Un año después, el ministro de Interior, Shlomo Hillel, los volvió elegibles para la Ley del Retorno, que permite que cualquier persona que tenga por lo menos un abuelo judío emigre a Israel. En ese entonces, Etiopía estaba en plena guerra civil (1974-1991), y la hambruna desplazó hacia el país vecino de Sudán a una parte de la población, incluidos los falashas, que también huían del apoyo que la Unión Soviética le brindaba al régimen.

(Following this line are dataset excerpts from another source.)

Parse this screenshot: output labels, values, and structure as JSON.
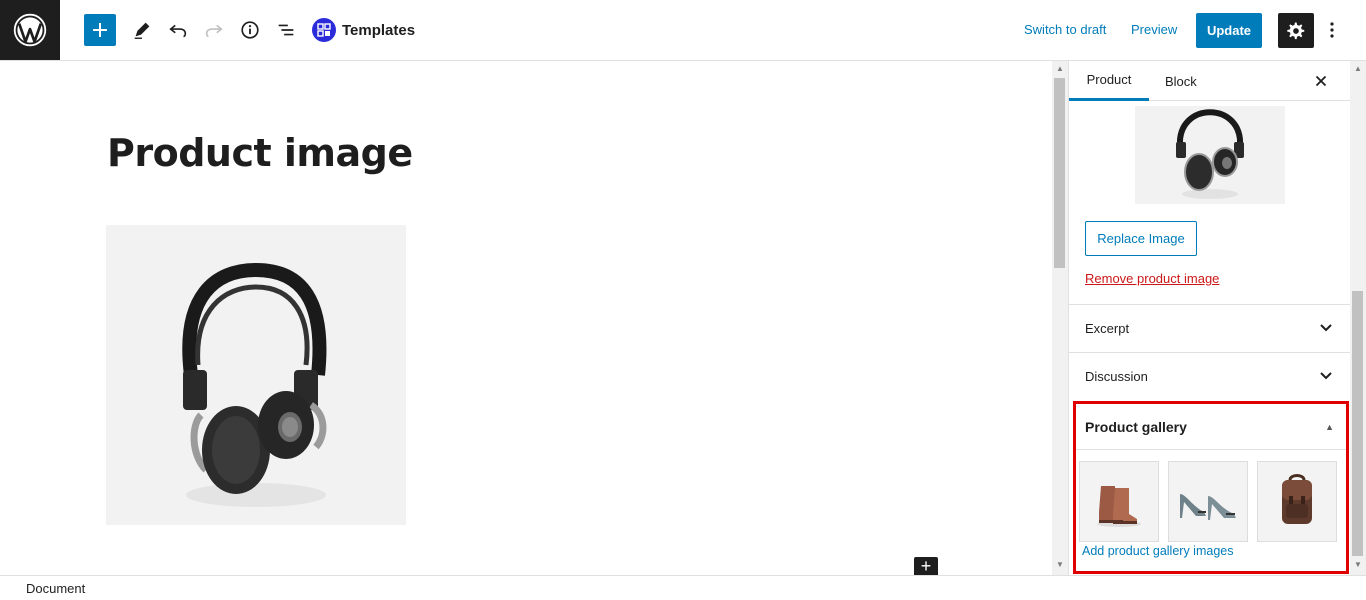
{
  "toolbar": {
    "wp_logo_icon": "wordpress-logo-icon",
    "add_block_icon": "plus-icon",
    "tools_icon": "pencil-icon",
    "undo_icon": "undo-icon",
    "redo_icon": "redo-icon",
    "details_icon": "info-icon",
    "list_view_icon": "list-view-icon",
    "templates_label": "Templates",
    "switch_to_draft": "Switch to draft",
    "preview": "Preview",
    "update": "Update",
    "settings_icon": "gear-icon",
    "more_icon": "kebab-icon",
    "accent": "#007cba"
  },
  "editor": {
    "post_title": "Product image",
    "image_alt_icon": "headphones-image"
  },
  "sidebar": {
    "tabs": [
      {
        "label": "Product"
      },
      {
        "label": "Block"
      }
    ],
    "replace_image": "Replace Image",
    "remove_image": "Remove product image",
    "panels": [
      {
        "label": "Excerpt"
      },
      {
        "label": "Discussion"
      }
    ],
    "gallery": {
      "title": "Product gallery",
      "images": [
        "boots-image",
        "heels-image",
        "backpack-image"
      ],
      "add_link": "Add product gallery images",
      "highlight_color": "#e00000"
    }
  },
  "footer": {
    "breadcrumb": "Document"
  }
}
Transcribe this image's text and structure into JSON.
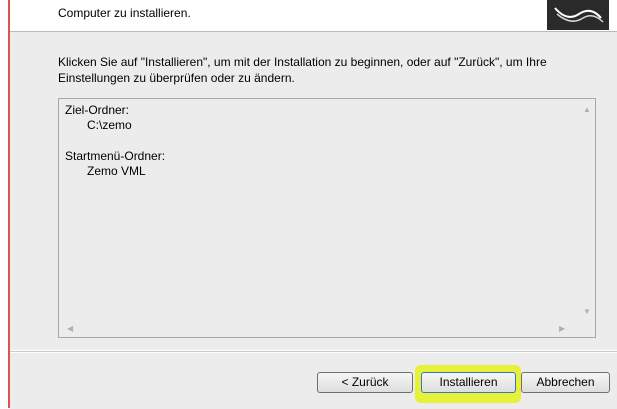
{
  "header": {
    "subtitle": "Computer zu installieren."
  },
  "main": {
    "description": "Klicken Sie auf \"Installieren\", um mit der Installation zu beginnen, oder auf \"Zurück\", um Ihre Einstellungen zu überprüfen oder zu ändern.",
    "summary": {
      "dest_label": "Ziel-Ordner:",
      "dest_value": "C:\\zemo",
      "startmenu_label": "Startmenü-Ordner:",
      "startmenu_value": "Zemo VML"
    }
  },
  "buttons": {
    "back": "< Zurück",
    "install": "Installieren",
    "cancel": "Abbrechen"
  },
  "icons": {
    "logo": "setup-logo-icon",
    "scroll_up": "scroll-up-arrow-icon",
    "scroll_down": "scroll-down-arrow-icon",
    "scroll_left": "scroll-left-arrow-icon",
    "scroll_right": "scroll-right-arrow-icon"
  },
  "colors": {
    "highlight": "#e8f226",
    "accent_border": "#d9534f"
  }
}
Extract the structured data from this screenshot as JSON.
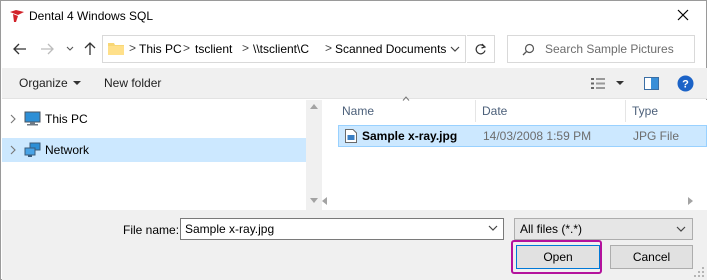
{
  "window": {
    "title": "Dental 4 Windows SQL"
  },
  "address": {
    "crumbs": [
      "This PC",
      "tsclient",
      "\\\\tsclient\\C",
      "Scanned Documents"
    ],
    "separator": ">"
  },
  "search": {
    "placeholder": "Search Sample Pictures"
  },
  "toolbar": {
    "organize_label": "Organize",
    "new_folder_label": "New folder"
  },
  "nav_tree": {
    "items": [
      {
        "label": "This PC",
        "icon": "computer-icon"
      },
      {
        "label": "Network",
        "icon": "network-icon"
      }
    ]
  },
  "columns": {
    "name": "Name",
    "date": "Date",
    "type": "Type"
  },
  "files": [
    {
      "name": "Sample x-ray.jpg",
      "date": "14/03/2008 1:59 PM",
      "type": "JPG File"
    }
  ],
  "bottom": {
    "filename_label": "File name:",
    "filename_value": "Sample x-ray.jpg",
    "filter_value": "All files (*.*)",
    "open_label": "Open",
    "cancel_label": "Cancel"
  },
  "colors": {
    "selection": "#cce8ff",
    "highlight_ring": "#b4129c",
    "accent": "#0078d7"
  }
}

De 1983 a 1985, con ayuda de la diplomacia estadounidense, el Mossad puso en marcha la Operación Moisés, un puente aéreo desde el desierto de Sudán hasta Tel Aviv. Por su parte, la Operación Salomón, de 1991, se implementó desde Adís Abeba, la capital etíope, luego de un acuerdo con el régimen etíope, que estaba en plena decadencia. En total, entre 1983 y 1991 emigraron más de 40.000 judíos etíopes.
Al margen de la sociedad
Al llegar a Israel, los falashas fueron asistidos por la Agencia Judía y el Ministerio de Absorción e Inmigración, pero al poco tiempo se volvieron víctimas de la estigmatización. Fueron distribuidos en cerca de 70 centros construidos para facilitar su integración, y allí debían pasar un año –a diferencia de los seis meses requeridos para otras nacionalidades–, y aprendían hebreo y a adaptarse a la vida en Israel.

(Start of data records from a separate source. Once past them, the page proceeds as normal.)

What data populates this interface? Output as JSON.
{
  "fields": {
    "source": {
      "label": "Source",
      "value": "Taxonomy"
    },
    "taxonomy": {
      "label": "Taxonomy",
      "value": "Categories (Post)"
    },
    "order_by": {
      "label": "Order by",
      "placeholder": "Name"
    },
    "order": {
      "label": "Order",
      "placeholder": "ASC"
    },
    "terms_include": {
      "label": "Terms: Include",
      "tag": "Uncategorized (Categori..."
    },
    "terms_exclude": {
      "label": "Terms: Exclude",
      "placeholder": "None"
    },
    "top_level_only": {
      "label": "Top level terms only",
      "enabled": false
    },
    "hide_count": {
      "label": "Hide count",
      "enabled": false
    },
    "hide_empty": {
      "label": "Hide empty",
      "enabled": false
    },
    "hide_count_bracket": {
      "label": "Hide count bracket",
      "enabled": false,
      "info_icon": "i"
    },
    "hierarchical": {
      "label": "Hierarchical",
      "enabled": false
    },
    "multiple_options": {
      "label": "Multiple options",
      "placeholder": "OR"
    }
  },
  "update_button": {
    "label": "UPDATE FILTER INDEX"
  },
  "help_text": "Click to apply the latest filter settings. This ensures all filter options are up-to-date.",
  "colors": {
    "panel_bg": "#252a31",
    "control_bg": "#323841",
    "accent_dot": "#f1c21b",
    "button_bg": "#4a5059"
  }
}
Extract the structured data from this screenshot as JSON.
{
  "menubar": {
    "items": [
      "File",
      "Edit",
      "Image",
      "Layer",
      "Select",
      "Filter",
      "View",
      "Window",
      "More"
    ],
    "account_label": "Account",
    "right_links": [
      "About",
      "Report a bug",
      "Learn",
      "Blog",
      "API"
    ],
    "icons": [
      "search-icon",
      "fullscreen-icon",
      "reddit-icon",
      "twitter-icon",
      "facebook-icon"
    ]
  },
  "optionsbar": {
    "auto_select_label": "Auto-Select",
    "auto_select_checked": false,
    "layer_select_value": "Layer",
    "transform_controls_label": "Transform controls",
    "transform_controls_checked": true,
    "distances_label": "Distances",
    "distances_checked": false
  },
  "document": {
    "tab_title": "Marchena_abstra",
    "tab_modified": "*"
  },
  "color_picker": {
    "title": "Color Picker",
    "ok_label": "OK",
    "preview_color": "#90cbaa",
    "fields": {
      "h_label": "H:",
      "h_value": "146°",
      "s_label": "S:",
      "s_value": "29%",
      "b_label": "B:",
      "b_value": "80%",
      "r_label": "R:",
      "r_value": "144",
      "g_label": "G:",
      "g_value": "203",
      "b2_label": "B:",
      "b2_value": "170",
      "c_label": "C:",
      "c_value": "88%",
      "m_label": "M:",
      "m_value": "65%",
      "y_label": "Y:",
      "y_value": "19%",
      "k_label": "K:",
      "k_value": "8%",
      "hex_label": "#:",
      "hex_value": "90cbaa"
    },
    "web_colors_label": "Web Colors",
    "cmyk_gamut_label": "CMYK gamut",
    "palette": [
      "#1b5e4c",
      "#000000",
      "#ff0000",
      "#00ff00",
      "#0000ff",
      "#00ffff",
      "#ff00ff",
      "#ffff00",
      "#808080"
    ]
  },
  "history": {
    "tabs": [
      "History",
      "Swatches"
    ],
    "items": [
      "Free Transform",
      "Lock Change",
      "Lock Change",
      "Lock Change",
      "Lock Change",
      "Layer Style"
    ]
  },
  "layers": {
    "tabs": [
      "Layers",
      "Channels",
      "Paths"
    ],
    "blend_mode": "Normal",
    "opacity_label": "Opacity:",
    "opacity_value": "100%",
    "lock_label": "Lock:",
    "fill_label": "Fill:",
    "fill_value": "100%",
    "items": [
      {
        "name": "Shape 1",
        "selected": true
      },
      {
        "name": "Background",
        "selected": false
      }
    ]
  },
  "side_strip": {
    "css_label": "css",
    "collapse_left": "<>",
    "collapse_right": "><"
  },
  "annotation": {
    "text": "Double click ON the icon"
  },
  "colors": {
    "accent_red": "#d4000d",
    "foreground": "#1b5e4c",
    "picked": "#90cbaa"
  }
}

Pero los falashas padecieron sobre todo una rigurosa conversión obligatoria recomendada por las más altas autoridades religiosas que consistía en la circuncisión (o en el mejor caso, una sangría), la sumersión en la mikve (baño) y la aceptación de las leyes religiosas. Los falashas más jóvenes se negaron a someterse a ese ritual. En la década de 2010, Israel lanzó una tercera operación llamada “Alas de águila” para llevar a su tierra a 6.700 etíopes.

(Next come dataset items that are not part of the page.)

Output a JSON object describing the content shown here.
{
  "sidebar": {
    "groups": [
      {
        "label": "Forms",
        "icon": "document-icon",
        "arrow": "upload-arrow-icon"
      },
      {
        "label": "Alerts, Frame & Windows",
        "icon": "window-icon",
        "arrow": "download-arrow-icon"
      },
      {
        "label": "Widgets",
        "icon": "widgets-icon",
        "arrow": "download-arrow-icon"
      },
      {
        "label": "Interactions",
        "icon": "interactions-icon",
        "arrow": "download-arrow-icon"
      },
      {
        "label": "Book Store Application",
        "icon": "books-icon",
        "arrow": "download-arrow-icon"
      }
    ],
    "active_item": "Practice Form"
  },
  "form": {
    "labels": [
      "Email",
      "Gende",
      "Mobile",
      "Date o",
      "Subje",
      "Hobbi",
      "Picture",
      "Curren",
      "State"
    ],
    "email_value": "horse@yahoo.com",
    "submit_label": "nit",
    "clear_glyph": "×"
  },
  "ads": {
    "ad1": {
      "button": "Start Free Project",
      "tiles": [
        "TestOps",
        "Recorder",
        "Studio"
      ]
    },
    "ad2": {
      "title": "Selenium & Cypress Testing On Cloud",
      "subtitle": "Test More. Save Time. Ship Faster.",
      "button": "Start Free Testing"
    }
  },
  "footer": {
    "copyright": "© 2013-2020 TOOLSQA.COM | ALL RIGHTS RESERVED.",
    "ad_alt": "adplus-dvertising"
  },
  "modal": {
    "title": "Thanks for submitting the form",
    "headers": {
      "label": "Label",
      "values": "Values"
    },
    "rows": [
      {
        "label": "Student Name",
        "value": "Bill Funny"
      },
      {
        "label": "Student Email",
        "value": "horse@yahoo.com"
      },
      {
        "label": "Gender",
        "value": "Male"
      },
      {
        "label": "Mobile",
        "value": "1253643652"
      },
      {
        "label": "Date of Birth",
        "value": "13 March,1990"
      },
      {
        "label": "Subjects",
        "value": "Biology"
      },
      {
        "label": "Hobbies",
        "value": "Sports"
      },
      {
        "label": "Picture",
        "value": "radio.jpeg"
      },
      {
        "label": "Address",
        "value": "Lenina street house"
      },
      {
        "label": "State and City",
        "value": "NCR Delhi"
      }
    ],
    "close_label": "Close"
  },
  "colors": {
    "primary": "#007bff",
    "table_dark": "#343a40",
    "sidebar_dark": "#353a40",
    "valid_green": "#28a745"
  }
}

Los falashas siguen marginados: dependen en gran parte de la ayuda social, padecen una tasa de desempleo elevada y viven en los barrios populares, con frecuencia en viviendas vetustas.
Entre racismo estructural e integración
En 2013, el Ministerio de Salud reconoció haber practicado, a principios de la década de 2000, anticoncepciones forzadas en las mujeres de origen etíope, lo cual provocó una caída del 50% de la tasa de natalidad en la comunidad. Además, a los niños también pueden negarles el acceso a las escuelas debido a su color de piel. Para intentar ganarse un lugar dentro de la sociedad israelí, los falashas se volcaron en masa hacia el ejército. Ese mismo año, Pnina Tamano-Shata se convirtió en la primera “beta Israel” en ser elegida diputada, y desde el 1º de mayo de 2020 es ministra de Aliá y de Integración.
Los etíopes de Israel hoy representan el 1,7% de la población. Siguen siendo víctimas de la violencia policial, justificada en 2016 por el jefe de la Policía, a quien le parecía “natural” que se sospeche más de ellos que del resto de la población. En 2019, la muerte de dos etíopes a manos de las fuerzas del orden provocó una ola de manifestaciones en el país. Según un informe de la Unidad Nacional Antirracismo, el 37% de las denuncias provenían de miembros de la comunidad etíope.